IGC Uganda recently held a workshop with policymakers from Burundi, Kenya, Rwanda, Tanzania, Uganda, Ghana, Mozambique, and Zambia to discuss lending channels in Sub-Saharan Africa.
Monetary policy in Sub-Saharan Africa is evolving. The introduction of new technologies such as mobile money, as well as financial deepening is leading to unstable money multipliers and velocities. African central banks are increasingly moving to forward-looking inflation targeting to support macroeconomic stability amid economic development.

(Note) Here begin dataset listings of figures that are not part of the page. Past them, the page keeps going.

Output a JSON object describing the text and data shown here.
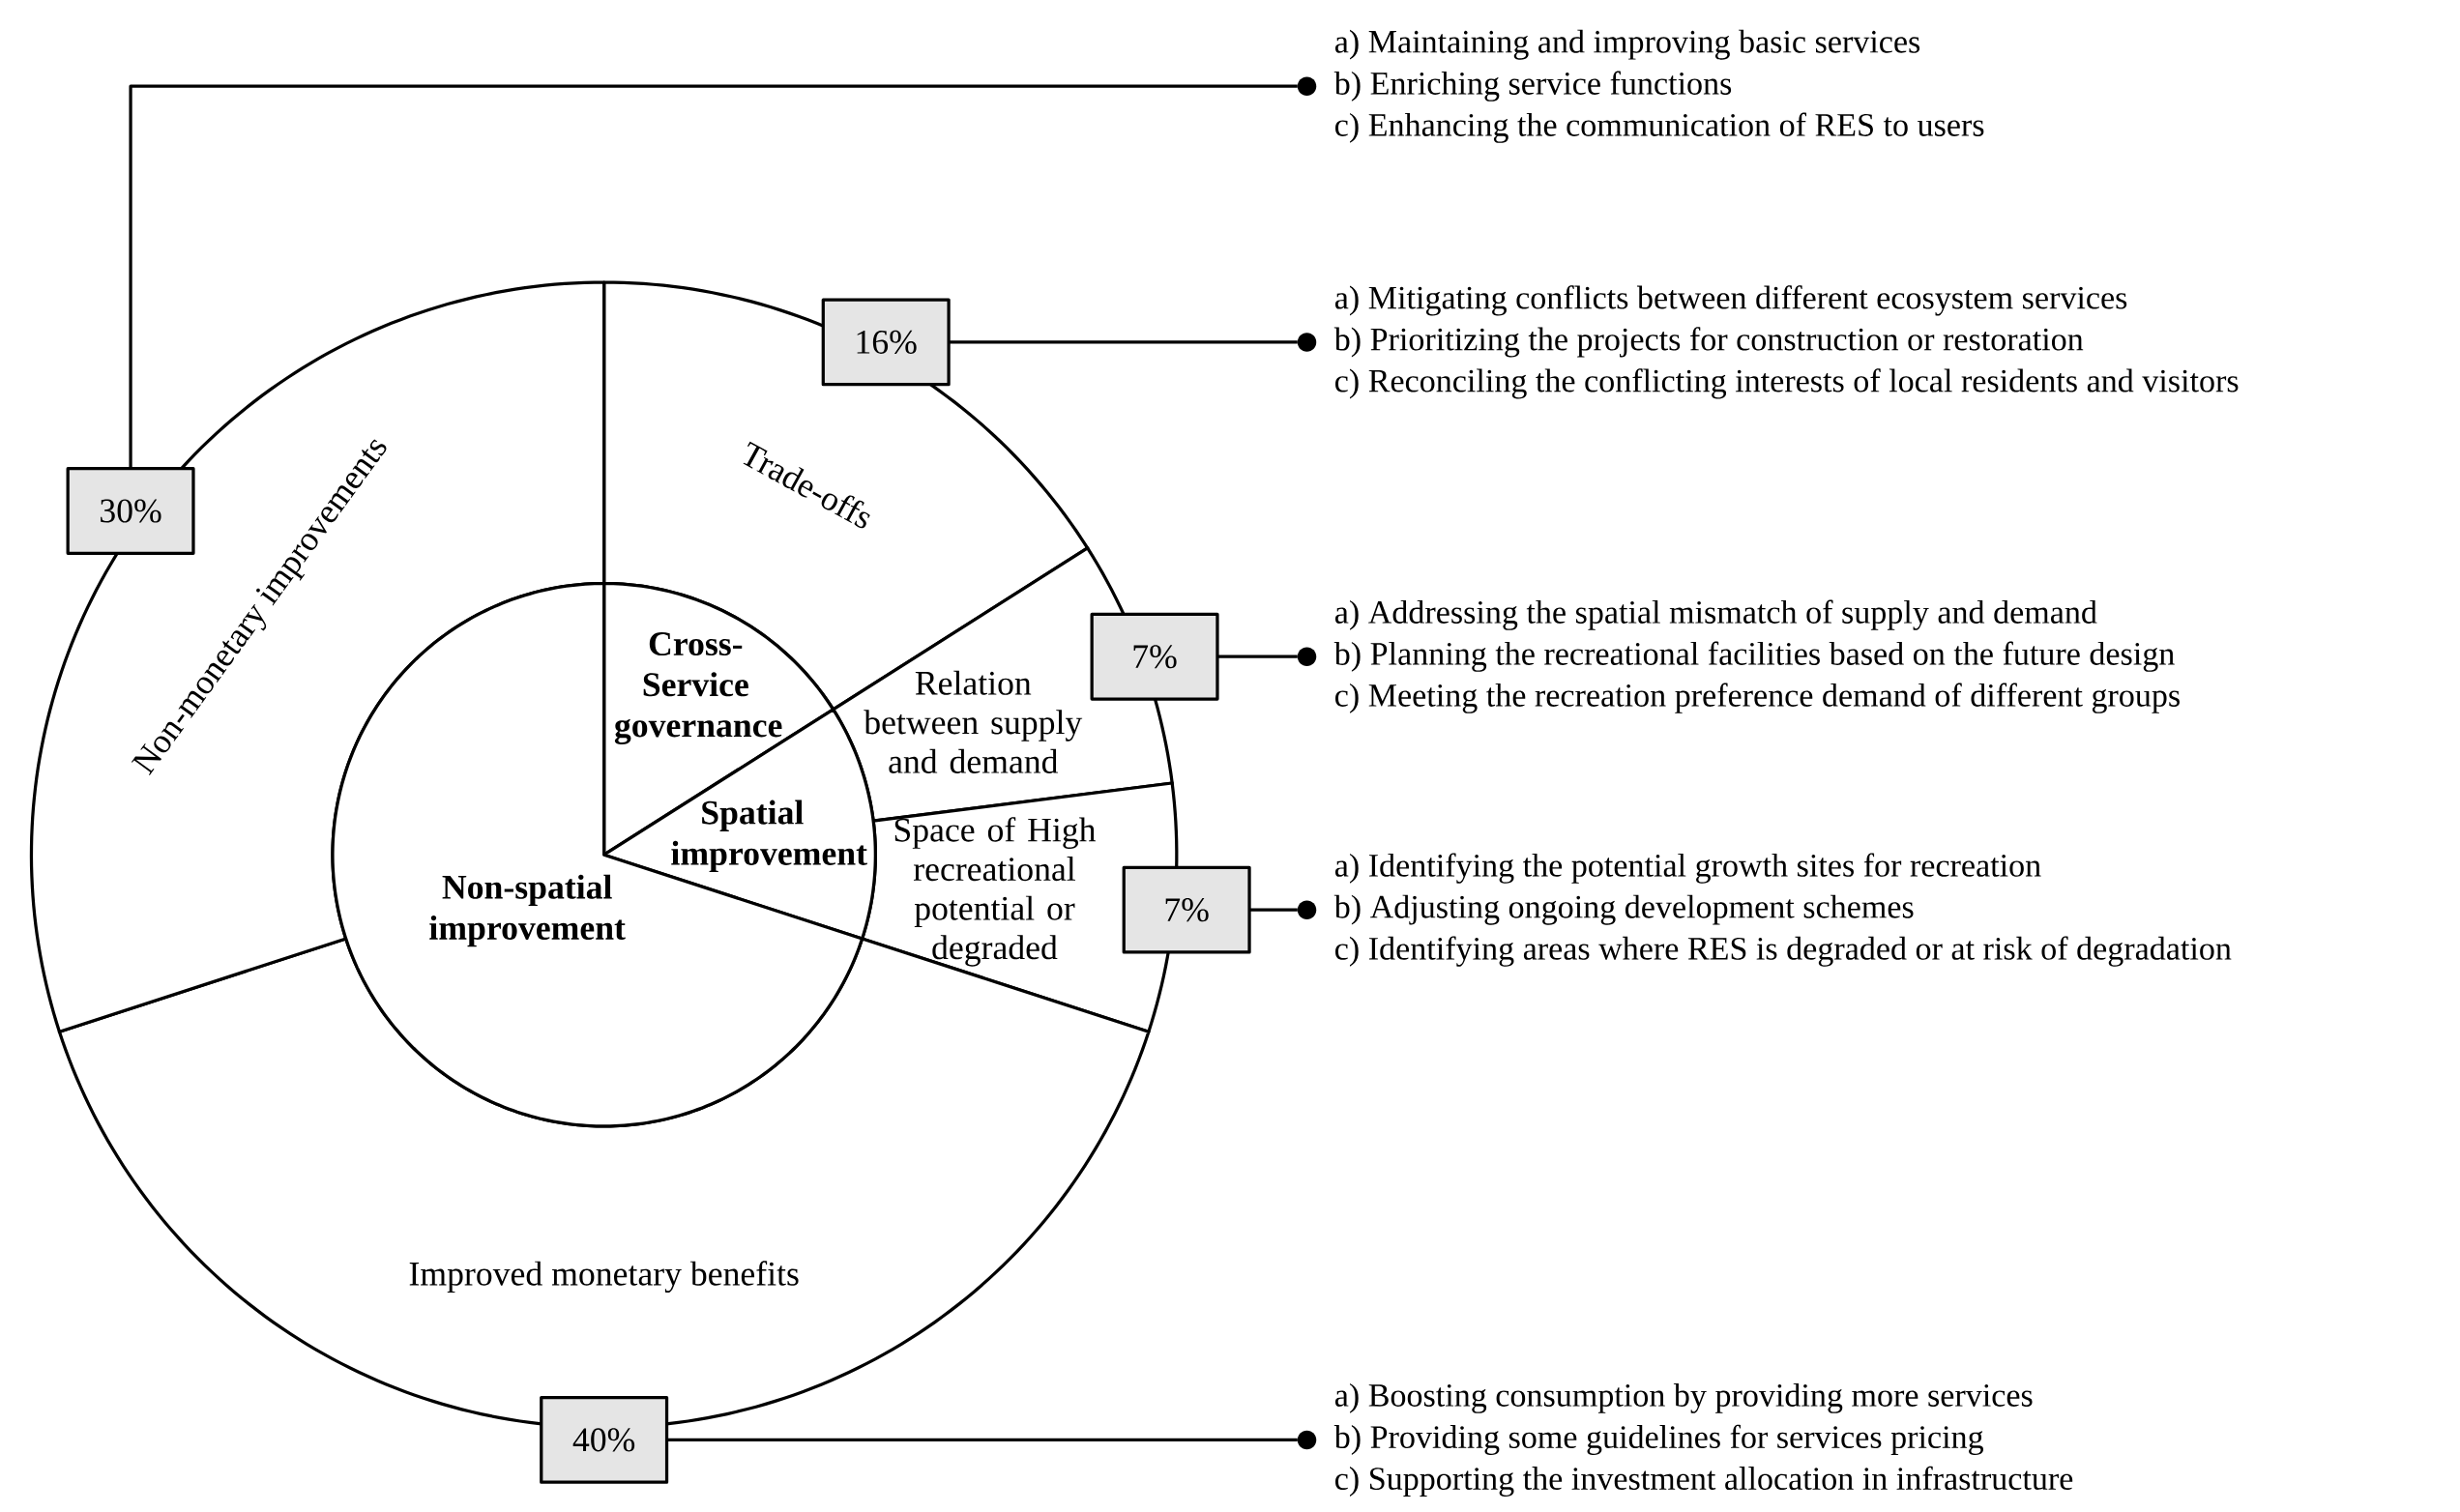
{
  "chart_data": [
    {
      "type": "donut",
      "categories": [
        "Trade-offs",
        "Relation between supply and demand",
        "Space of High recreational potential or degraded",
        "Improved monetary benefits",
        "Non-monetary improvements"
      ],
      "values": [
        16,
        7,
        7,
        40,
        30
      ],
      "value_labels": [
        "16%",
        "7%",
        "7%",
        "40%",
        "30%"
      ],
      "colors": [
        "#ffffff",
        "#ffffff",
        "#ffffff",
        "#ffffff",
        "#ffffff"
      ],
      "annotations": [
        {
          "text": "a) Maintaining and improving basic services",
          "x": "Non-monetary improvements"
        },
        {
          "text": "b) Enriching service functions",
          "x": "Non-monetary improvements"
        },
        {
          "text": "c) Enhancing the communication of RES to users",
          "x": "Non-monetary improvements"
        },
        {
          "text": "a) Mitigating conflicts between different ecosystem services",
          "x": "Trade-offs"
        },
        {
          "text": "b) Prioritizing the projects for construction or restoration",
          "x": "Trade-offs"
        },
        {
          "text": "c) Reconciling the conflicting interests of local residents and visitors",
          "x": "Trade-offs"
        },
        {
          "text": "a) Addressing the spatial mismatch of supply and demand",
          "x": "Relation between supply and demand"
        },
        {
          "text": "b) Planning the recreational facilities based on the future design",
          "x": "Relation between supply and demand"
        },
        {
          "text": "c) Meeting the recreation preference demand of different groups",
          "x": "Relation between supply and demand"
        },
        {
          "text": "a) Identifying the potential growth sites for recreation",
          "x": "Space of High recreational potential or degraded"
        },
        {
          "text": "b) Adjusting ongoing development schemes",
          "x": "Space of High recreational potential or degraded"
        },
        {
          "text": "c) Identifying areas where RES is degraded or at risk of degradation",
          "x": "Space of High recreational potential or degraded"
        },
        {
          "text": "a) Boosting consumption by providing more services",
          "x": "Improved monetary benefits"
        },
        {
          "text": "b) Providing some guidelines for services pricing",
          "x": "Improved monetary benefits"
        },
        {
          "text": "c) Supporting the investment allocation in infrastructure",
          "x": "Improved monetary benefits"
        }
      ]
    },
    {
      "type": "pie",
      "categories": [
        "Cross-Service governance",
        "Spatial improvement",
        "Non-spatial improvement"
      ],
      "values": [
        16,
        14,
        70
      ],
      "colors": [
        "#ffffff",
        "#ffffff",
        "#ffffff"
      ]
    }
  ]
}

Effective inflation targeting relies on a predictable and well-understood monetary transmission mechanism. Studies using standard VAR methodology suggest that the magnitude of monetary transmission is small and uncertain. Given the weakness of macroeconomic data and clear anecdotal evidence of a monetary transmission mechanism, policymakers are keen to understand its various channels. Moving beyond the blunt VAR toolkit, econometric estimation that relies on micro data – meaning more observations, higher accuracy and less pronounced endogeneity – can yield more accurate results.
The main questions this research asks are: i) is there a bank lending channel of monetary policy transmission in the participating economies? ii) which bank characteristics affect monetary transmission in the respective countries, and how does this vary with the state of the banking system? iii) what are the differences in the bank lending channel between countries?, and iv) how strong will monetary transmission via the bank lending channel be within East African Monetary Union planned for 2024?
In the morning session, IGC Uganda Country Economist Tim Ohlenburg revisited the theory and literature about the bank lending channel. After a brief review of empirical controversies in the field, seminal papers, other multi-country studies, and previous papers from Sub-Saharan Africa were reviewed. Participants then provided a detailed overview of their respective monetary policy approaches and banking systems.
In the afternoon session, Oxford University PhD candidate Sebastien Walker discussed the econometric estimation of the bank lending channel. Using Kenyan data as an example, he provided a step-by-step recipe for the estimation procedure in Stata. The practical exercise was designed to make the estimation process clear and show participants that practical implementation is not difficult if good data is available. The workshop ended with a constructive discussion about the research direction and next steps for the project.